Microscopic and Macroscopic Instabilities in Polymeric Foams

The compressive response of cellular solids, including solid foams, exhibits a stress plateau that extents to high macroscopic strains, producing a high energy absorption capacity under low-level stresses. This behavior combined with their low density makes foams excellent candidates for impact mitigation and blast protection applications. The initial limit stress, depending on the mechanical behavior of the underlying solid material and the microstructure, can be attributed to yielding, buckling, and/or brittle fracture. In the case of flexible polymeric foams it is well-known that their compressive response is governed by elastic buckling. However, depending on the underlying microstructure and loading conditions different modes of instabilities may occur, from microscopic ones at the cell level to global (long wavelength) buckling. Here we use micromechanical models of random foams in order to predict the onset of instability and associated mode and connect it to the key foam morphological characteristics. In particular, we show how the critical stresses and buckling modes are affected by the foam (a) density, (b) anisotropy, (c) polydispersity, and (d) ligament cross-sectional area. Random foam topologies based on tessellations are dressed with solid to march a target relative density. Simulations for different densities reveal a quadratic relation with the foam critical stress. Our results also show that a strong amount of anisotropy alters the buckling mode from a microscopic one, corresponding to isotropic foams, to a long-wavelength mode that is accompanied by a limit-load type response.  Random foam models with increasing amounts of polydispersity are used in simulations to examine the effect of the cell-size variation on the foam’s nonlinear response. Our results indicate that polydisperse foams have a monotonically increasing response with no limit load. In this case, however, this response is not produced by uniform compaction of foam cells, but by the increased localized deformation of the larger cells within the microstructure. The effect of the shape of the ligaments' cross-sectional area on the response is also examined.    

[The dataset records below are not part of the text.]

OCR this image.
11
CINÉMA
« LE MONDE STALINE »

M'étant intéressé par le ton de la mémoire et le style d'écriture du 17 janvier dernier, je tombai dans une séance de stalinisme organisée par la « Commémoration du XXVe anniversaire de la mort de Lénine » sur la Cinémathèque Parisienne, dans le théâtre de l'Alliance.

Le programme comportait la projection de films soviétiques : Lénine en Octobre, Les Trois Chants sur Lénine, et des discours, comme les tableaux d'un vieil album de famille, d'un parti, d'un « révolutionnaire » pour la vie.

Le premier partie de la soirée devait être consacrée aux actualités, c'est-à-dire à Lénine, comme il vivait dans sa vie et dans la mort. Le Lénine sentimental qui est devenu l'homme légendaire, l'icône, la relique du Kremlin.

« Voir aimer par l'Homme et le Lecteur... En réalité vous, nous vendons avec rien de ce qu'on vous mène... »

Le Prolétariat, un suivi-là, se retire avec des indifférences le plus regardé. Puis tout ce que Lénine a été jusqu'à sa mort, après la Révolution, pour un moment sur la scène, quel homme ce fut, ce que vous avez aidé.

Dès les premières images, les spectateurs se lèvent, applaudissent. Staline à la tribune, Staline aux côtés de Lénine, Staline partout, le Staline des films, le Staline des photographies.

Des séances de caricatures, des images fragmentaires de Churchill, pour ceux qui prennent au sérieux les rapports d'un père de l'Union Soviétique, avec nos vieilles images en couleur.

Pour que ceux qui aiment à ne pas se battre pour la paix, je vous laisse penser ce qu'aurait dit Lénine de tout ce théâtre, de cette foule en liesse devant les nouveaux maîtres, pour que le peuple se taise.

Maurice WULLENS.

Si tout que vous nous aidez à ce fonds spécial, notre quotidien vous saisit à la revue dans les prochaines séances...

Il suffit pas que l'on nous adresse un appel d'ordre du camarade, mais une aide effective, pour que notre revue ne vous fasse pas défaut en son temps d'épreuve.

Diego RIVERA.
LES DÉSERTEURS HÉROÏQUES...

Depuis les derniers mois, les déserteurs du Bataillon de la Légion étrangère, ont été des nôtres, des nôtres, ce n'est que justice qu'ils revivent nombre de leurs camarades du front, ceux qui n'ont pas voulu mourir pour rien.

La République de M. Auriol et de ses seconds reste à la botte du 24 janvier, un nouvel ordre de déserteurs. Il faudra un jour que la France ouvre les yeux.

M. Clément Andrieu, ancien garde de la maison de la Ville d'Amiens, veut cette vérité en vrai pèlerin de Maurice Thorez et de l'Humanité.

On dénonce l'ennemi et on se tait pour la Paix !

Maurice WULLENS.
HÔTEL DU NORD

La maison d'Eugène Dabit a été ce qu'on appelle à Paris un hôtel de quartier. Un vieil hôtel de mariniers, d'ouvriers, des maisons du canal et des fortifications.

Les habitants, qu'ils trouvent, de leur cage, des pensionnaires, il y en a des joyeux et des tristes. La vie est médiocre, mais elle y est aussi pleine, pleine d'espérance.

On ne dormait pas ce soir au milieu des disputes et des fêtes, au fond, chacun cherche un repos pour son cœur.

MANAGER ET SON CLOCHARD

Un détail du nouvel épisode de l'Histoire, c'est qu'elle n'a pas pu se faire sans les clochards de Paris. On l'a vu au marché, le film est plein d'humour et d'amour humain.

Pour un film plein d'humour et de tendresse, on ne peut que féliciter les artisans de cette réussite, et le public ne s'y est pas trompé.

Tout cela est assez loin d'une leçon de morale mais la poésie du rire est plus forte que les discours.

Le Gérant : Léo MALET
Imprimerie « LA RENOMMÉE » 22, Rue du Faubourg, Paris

Finally, we compare our numerical results against experimentally measured compressive responses and deformed configurations of polymeric foams. Our predictive random foam modeling framework is shown to capture different types of instabilities and the associated modes for a range of different microstructures. Furthermore, the numerical responses are in good agreement with the corresponding experimental ones but do however somewhat overestimate the critical stresses. This is attributed to our defect-free morphologies of random foams that still remain idealized versions of commercial polymeric foams.